Par arrêté préfectoral en date du 9 mai 2025, qui lui a été notifié le jour même à 10h55, il a été placé en rétention administrative aux fins d’exécution de la mesure d’éloignement.
Par requête reçue le 12 mai 2025 à 10h51, le Préfet des [Localité 2] a saisi le magistrat du siège du tribunal judiciaire de Nîmes d’une demande en prolongation de la mesure.
Par ordonnance prononcée le 13 mai 2025, le magistrat du siège du tribunal judiciaire de Nîmes a rejeté les exceptions de nullité soulevées ainsi que les moyens présentés par Monsieur [G] et ordonné la prolongation de sa rétention administrative pour vingt-six jours. Cette ordonnance a été confirmée par la cour d’appel le 15 mai 2025.
Par requête reçue le 7 juin 2025, le Préfet des [Localité 2] a sollicité que la mesure de rétention administrative de Monsieur [G] soit de nouveau prolongée pour trente jours et le 8 juin 2025, le magistrat du siège du tribunal judiciaire de Nîmes a fait droit à cette demande. Cette ordonnance a été confirmée par la cour d’appel le 10 juin 2025.
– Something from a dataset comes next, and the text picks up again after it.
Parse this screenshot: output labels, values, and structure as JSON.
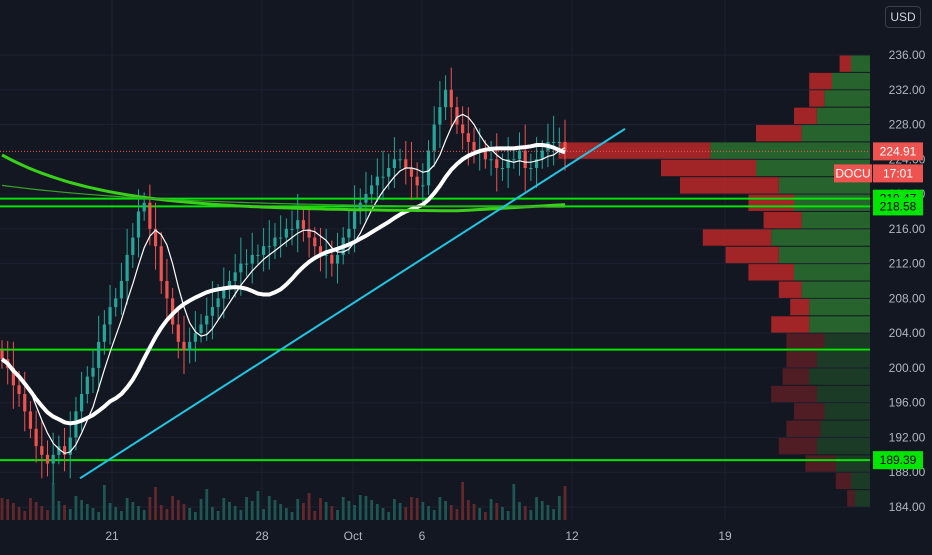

Sur requête du Préfet des [Localité 2] reçue le 7 juillet 2025 à 9h51, le magistrat du siège du tribunal judiciaire de Nîmes a ordonné une troisième prolongation de cette rétention pour un délai de 15 jours, par ordonnance du 8 juillet 2025 à 11h17.
Monsieur [G] a relevé appel de cette ordonnance le 9 juillet 2025 à 10h35, confirmée par décision du 10 juillet 2025.
Sur requête du 22 juillet du Préfet des [Localité 2], le magistrat du siège du tribunal judiciaire de Nîmes a ordonné une quatrième prolongation de cette rétention pour un délai de 15 jours, par ordonnance du 23 juillet 2025 à 13h, notifiée à 15h11.
Monsieur [G] a relevé appel de cette ordonnance le 24 juillet 2025 à 11h10, aux motifs que le recours à la visioconférence est irrégulier, il n’a pas fait obstruction à la mesure d’éloignement, n’a pas fait de demande de protection dilatoire, la préfecture n’établit pas que les documents de voyage seront délivrés à bref délai.
A l’audience, Monsieur [G] indique maintenir les motifs de son appel.
Le Préfet requérant n’est pas représenté à l’audience.
SUR LA RECEVABILITE DE L’APPEL :
L’appel interjeté par Monsieur [G] sur une ordonnance rendue par le magistrat du siège du tribunal judiciaire de Nîmes a été relevé dans les délais légaux et conformément aux dispositions des articles L.743-21 et R.743-10 du code de l’entrée et du séjour des étrangers et du droit d’asile.
Il est donc recevable.
SUR LES MOYENS NOUVEAUX ET ÉLÉMENTS NOUVEAUX INVOQUÉS EN CAUSE D’APPEL
L’article 563 du Code de Procédure Civile dispose que «'pour justifier en appel les prétentions qu’elles avaient soumises au premier juge, les parties peuvent invoquer des moyens nouveaux, produire de nouvelles pièces ou proposer de nouvelles preuves.'»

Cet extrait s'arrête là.